VOLKER ZIMMERMANN (München) setzte sich in seinem Beitrag über „Ein ‚auf verbrecherischen Erwerb angewiesenes Volk‘?“ am Beispiel der Habsburgermonarchie im langen 19. Jahrhundert mit der Kontinuität des polizeilichen und gesellschaftlichen Bildes vom Zigeuner als Kriminellem auseinander. Er ging der Produktion des Vorurteils und seiner ständigen Rezeption in Literatur und Verwaltung nach, die zur Etablierung des Stereotyps der „Zigeuner-Kriminalität“ führten. Anhand von Polizeihandbüchern zur Verbrechensbekämpfung, von Statistiken zur „Zigeuner“-Kriminalität und Fallbeispielen aus Mähren zeigte er, dass im Vergleich zu den Bevölkerungsverhältnissen die Kriminalitätsraten der Roma – mit Ausnahme der Kleinkriminalität – niedriger waren als bei der Mehrheitsbevölkerung. In der lebhaften Diskussion wurde die Frage aufgeworfen, inwieweit in den Akten eine zugeschriebene Kriminalität manifestiert wurde und nach welchen Kriterien die Zuordnung zu Zigeuner-Gruppen überhaupt erfolgte.

In der detailliert geschilderten Geschichte der Entstehung der 24-bändigen landeskundlichen Enzyklopädie „Kronprinzenwerk“ (Die österreichisch-ungarische Monarchie in Wort und Bild) befasste sich SIEGFRIED BECKER (Marburg) mit der Repräsentation der Roma-Minderheit in der Zeit der Nationalitätenkonflikte im Habsburgerstaat.
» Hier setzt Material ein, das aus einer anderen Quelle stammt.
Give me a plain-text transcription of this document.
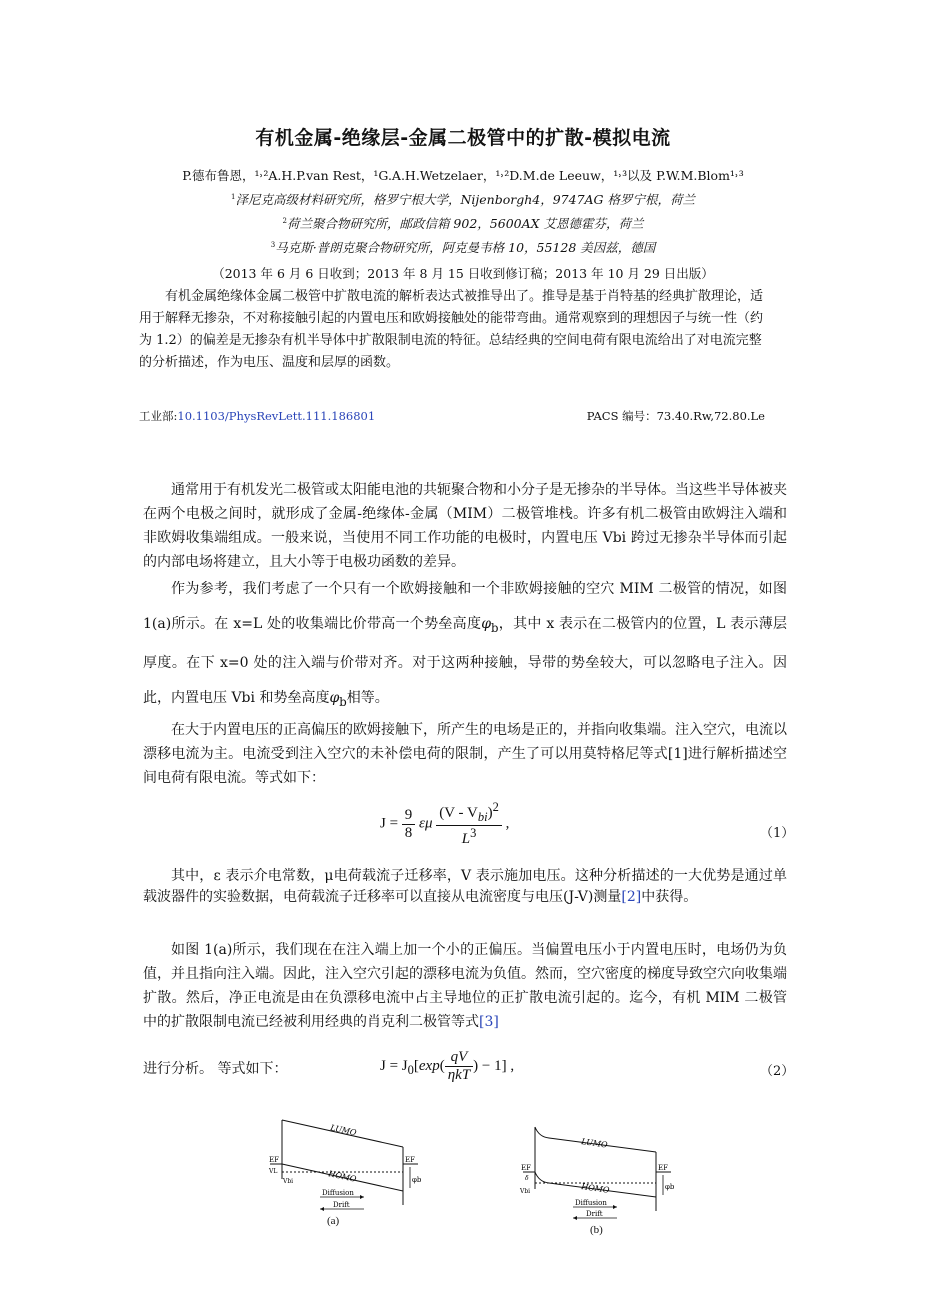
有机金属-绝缘层-金属二极管中的扩散-模拟电流
P.德布鲁恩，¹˒²A.H.P.van Rest，¹G.A.H.Wetzelaer，¹˒²D.M.de Leeuw，¹˒³以及 P.W.M.Blom¹˒³
$^1$泽尼克高级材料研究所，格罗宁根大学，Nijenborgh4，9747AG 格罗宁根，荷兰
$^2$荷兰聚合物研究所，邮政信箱 902，5600AX 艾恩德霍芬，荷兰
$^3$马克斯·普朗克聚合物研究所，阿克曼韦格 10，55128 美因兹，德国
（2013 年 6 月 6 日收到；2013 年 8 月 15 日收到修订稿；2013 年 10 月 29 日出版）

有机金属绝缘体金属二极管中扩散电流的解析表达式被推导出了。推导是基于肖特基的经典扩散理论，适用于解释无掺杂，不对称接触引起的内置电压和欧姆接触处的能带弯曲。通常观察到的理想因子与统一性（约为 1.2）的偏差是无掺杂有机半导体中扩散限制电流的特征。总结经典的空间电荷有限电流给出了对电流完整的分析描述，作为电压、温度和层厚的函数。

工业部:10.1103/PhysRevLett.111.186801	PACS 编号：73.40.Rw,72.80.Le

通常用于有机发光二极管或太阳能电池的共轭聚合物和小分子是无掺杂的半导体。当这些半导体被夹在两个电极之间时，就形成了金属-绝缘体-金属（MIM）二极管堆栈。许多有机二极管由欧姆注入端和非欧姆收集端组成。一般来说，当使用不同工作功能的电极时，内置电压 Vbi 跨过无掺杂半导体而引起的内部电场将建立，且大小等于电极功函数的差异。

作为参考，我们考虑了一个只有一个欧姆接触和一个非欧姆接触的空穴 MIM 二极管的情况，如图 1(a)所示。在 x=L 处的收集端比价带高一个势垒高度$\varphi_b$，其中 x 表示在二极管内的位置，L 表示薄层厚度。在下 x=0 处的注入端与价带对齐。对于这两种接触，导带的势垒较大，可以忽略电子注入。因此，内置电压 Vbi 和势垒高度$\varphi_b$相等。

在大于内置电压的正高偏压的欧姆接触下，所产生的电场是正的，并指向收集端。注入空穴，电流以漂移电流为主。电流受到注入空穴的未补偿电荷的限制，产生了可以用莫特格尼等式[1]进行解析描述空间电荷有限电流。等式如下：

$J = \frac{9}{8}$ εμ $\frac{(V - V_{bi})^2}{L^3}$ ,
（1）

其中，ε 表示介电常数，μ电荷载流子迁移率，V 表示施加电压。这种分析描述的一大优势是通过单载波器件的实验数据，电荷载流子迁移率可以直接从电流密度与电压(J-V)测量[2]中获得。

如图 1(a)所示，我们现在在注入端上加一个小的正偏压。当偏置电压小于内置电压时，电场仍为负值，并且指向注入端。因此，注入空穴引起的漂移电流为负值。然而，空穴密度的梯度导致空穴向收集端扩散。然后，净正电流是由在负漂移电流中占主导地位的正扩散电流引起的。迄今，有机 MIM 二极管中的扩散限制电流已经被利用经典的肖克利二极管等式[3]

进行分析。 等式如下：	$J = J_0[\exp( \frac{qV}{\text{ηkT}}$ ) − 1] ,	（2）
LUMO
HOMO
EF
VL
Vbi
EF
φb
Diffusion
Drift
(a)
LUMO
HOMO
EF
δ
Vbi
EF
φb
Diffusion
Drift
(b)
Im vorletzten, 1902 erschienenen Band der unter Patronage von Erzherzog Rudolf herausgegebenen Reihe, ist ein kurzer Beitrag über die Zigeuner in Ungarn enthalten, der auf den Angaben zu Konfession, Sprache, Wohnsituation und Gewerbe in der „Zigeuner-Conscription“ von 1884 beruhte. Becker bezeichnete das „Kronprinzenwerk“ als ein Beispiel des Umganges mit dem Fremden, bei dem dieses einzig durch die administrativen Bestrebungen zur Assimilation domestizierbar werde.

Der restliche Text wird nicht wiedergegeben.